Saturdays, Social Theories, and Getting a Clue

Here I am at the end of the week. I’m exhausted. I have spent most of the day in my bathrobe. I got dressed an hour or so ago as we are going to a party tonight. I’ve been washing clothes, reading my new Servo magazine, and trying to catch up on watching videos. It’s been a “kitty cat day” as Pam calls it.

Have you ever noticed how social events seem to come in waves. We seem to have a flood of events that we are invited to and then there will be weeks when we have none. Not that I’m complaining. I enjoy the time to get chores done around the house and we do have an active social life with our online friends. What would Saturday night be without Sleaze Sinema on Stickam? I need to make some videos. I have been so busy lately that I haven’t had any free time to edit. I’ve taken some footage recently but it’s still on tape in the camera.

I’m working on a lot of projects. I’m making slow progress on them all but it’s not visible progress yet. Part of the problem is that I have too many interests. I’m slowly getting the hang of just doing as much as I can when I’m in the mood and dealing with it. I suppose I should start setting some deadlines. That usually motivates me to accomplish things. E.G. I got my Extra class ham license because I saw that the hamfest was in Huntsville in 3 weeks and I started studying to pass the General class exam. I’m such an over-acheiver 🙂 that I passed both the General test and the Extra test in one sitting.

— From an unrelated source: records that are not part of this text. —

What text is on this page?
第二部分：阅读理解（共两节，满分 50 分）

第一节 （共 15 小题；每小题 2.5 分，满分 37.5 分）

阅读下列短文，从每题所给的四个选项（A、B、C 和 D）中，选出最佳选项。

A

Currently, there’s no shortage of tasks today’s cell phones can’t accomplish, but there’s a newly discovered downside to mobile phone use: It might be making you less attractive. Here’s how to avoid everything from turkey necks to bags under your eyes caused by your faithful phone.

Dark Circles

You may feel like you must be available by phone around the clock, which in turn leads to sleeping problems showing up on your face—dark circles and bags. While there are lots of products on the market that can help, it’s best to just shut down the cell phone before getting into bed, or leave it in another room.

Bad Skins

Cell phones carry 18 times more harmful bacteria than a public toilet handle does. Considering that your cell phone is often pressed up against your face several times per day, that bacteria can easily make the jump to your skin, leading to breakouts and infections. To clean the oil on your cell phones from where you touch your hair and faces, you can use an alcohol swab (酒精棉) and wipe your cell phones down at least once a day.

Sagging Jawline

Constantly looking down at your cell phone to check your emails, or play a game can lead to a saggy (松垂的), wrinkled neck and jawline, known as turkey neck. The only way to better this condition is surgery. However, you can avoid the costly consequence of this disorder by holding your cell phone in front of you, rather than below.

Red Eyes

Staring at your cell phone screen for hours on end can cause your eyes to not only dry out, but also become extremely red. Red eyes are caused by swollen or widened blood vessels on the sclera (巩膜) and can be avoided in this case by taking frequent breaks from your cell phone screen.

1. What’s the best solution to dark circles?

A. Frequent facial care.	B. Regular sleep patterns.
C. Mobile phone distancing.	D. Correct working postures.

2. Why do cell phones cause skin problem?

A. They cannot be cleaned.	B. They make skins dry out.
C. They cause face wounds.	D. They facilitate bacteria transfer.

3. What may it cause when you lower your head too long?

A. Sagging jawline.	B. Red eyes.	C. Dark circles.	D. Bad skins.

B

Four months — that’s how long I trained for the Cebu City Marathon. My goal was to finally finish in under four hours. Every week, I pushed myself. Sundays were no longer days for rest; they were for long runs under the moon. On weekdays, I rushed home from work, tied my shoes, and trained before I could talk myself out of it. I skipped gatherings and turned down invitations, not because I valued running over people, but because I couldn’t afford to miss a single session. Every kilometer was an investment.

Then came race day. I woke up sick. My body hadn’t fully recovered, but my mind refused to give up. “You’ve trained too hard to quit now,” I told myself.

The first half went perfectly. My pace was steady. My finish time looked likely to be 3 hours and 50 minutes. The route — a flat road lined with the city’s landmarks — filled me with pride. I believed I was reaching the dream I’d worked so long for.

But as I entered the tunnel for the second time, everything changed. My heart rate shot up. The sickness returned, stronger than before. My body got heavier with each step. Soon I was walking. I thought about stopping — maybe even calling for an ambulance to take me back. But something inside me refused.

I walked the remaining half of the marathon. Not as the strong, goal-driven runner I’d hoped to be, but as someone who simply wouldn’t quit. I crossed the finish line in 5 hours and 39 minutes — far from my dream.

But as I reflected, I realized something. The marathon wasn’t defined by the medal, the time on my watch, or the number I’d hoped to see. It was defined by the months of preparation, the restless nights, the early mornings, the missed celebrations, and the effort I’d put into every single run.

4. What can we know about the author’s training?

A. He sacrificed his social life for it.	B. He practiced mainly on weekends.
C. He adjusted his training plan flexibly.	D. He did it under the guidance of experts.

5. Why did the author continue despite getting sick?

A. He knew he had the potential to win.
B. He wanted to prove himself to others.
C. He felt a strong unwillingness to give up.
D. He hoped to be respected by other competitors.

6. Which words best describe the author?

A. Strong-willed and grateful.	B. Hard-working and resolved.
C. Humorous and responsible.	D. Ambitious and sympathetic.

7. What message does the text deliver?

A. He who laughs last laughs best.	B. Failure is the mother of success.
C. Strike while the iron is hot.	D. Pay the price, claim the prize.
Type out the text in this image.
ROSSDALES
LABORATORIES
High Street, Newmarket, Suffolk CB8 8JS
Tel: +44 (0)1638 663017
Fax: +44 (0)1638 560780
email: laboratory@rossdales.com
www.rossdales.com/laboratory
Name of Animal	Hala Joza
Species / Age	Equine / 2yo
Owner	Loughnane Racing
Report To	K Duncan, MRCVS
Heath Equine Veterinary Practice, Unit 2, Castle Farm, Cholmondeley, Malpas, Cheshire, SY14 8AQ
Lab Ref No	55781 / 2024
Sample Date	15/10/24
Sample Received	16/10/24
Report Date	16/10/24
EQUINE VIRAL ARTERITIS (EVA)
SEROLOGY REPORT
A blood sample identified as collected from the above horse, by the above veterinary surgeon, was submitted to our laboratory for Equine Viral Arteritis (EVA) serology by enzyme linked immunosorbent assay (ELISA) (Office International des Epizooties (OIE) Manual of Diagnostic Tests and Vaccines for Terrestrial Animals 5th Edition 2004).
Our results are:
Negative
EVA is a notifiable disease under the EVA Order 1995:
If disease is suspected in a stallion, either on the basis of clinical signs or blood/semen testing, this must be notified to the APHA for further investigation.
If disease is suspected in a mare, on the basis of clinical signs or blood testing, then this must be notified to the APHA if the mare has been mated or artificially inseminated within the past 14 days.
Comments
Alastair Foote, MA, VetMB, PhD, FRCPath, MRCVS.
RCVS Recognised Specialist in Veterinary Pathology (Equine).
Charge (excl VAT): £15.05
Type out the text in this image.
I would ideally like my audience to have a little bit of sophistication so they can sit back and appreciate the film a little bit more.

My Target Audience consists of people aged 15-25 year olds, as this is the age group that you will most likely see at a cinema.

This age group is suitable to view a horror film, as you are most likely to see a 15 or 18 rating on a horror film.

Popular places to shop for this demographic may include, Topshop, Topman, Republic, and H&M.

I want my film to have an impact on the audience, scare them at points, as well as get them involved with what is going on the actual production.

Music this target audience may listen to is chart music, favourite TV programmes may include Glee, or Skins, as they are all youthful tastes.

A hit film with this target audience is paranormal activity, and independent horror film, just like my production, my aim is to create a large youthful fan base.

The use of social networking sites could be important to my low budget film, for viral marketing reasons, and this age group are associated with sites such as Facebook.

I had a goal to enter the Rocket City Short Film Festival but I missed the submission deadline. I had a bad case of writers block. Writing these blog posts is an attempt to get over my writers block. It’s kind of a literary version of working out with weights. You have to do it regularly to see the benefits, or so I’m told. I’ve never stuck with lifting weights long enough to see results there either. This seems to be a lot easier than lifting weights though.

I don’t understand what benefit spammers get from commenting on blogs that have comments moderated. I don’t read them so they aren’t getting any message across. I delete them so no one else sees them. All they accomplish is pissing me off.

The internet is full of detailed information about consumers and their interests. Advertising is not the answer. Vendors should engage their target market in a conversation. This would serve everyones interests. The vendor would actually sell more product. Consumers would be able to find information about the products that they want. And consumers would be empowered to tell vendors what they’re doing right and ways they could improve their product.

Ultimately, one would hope, this would result in better products. Companies that discover this and tap this resource will soon gain market share by being more agile and responsive to market demands. This is the age of the continuously improving product. Product development cycles have accellerated to the point where all the phases overlap. I have to credit Dave Winer and The Cluetrain Manifesto gang (Christopher Locke aka Rageboy, Rick Levine, Doc Searles, and David Weinberger) have both explored these ideas in depth. The thing that either has changed or is about to change is that we’ve reached a tipping point. Much of the specific infrastructure to support dialogs of this type are now in place.

Got to wrap this up and get ready to leave for the party. I’m glad I blogged today. I will keep at it, one day at a time, until I get it down.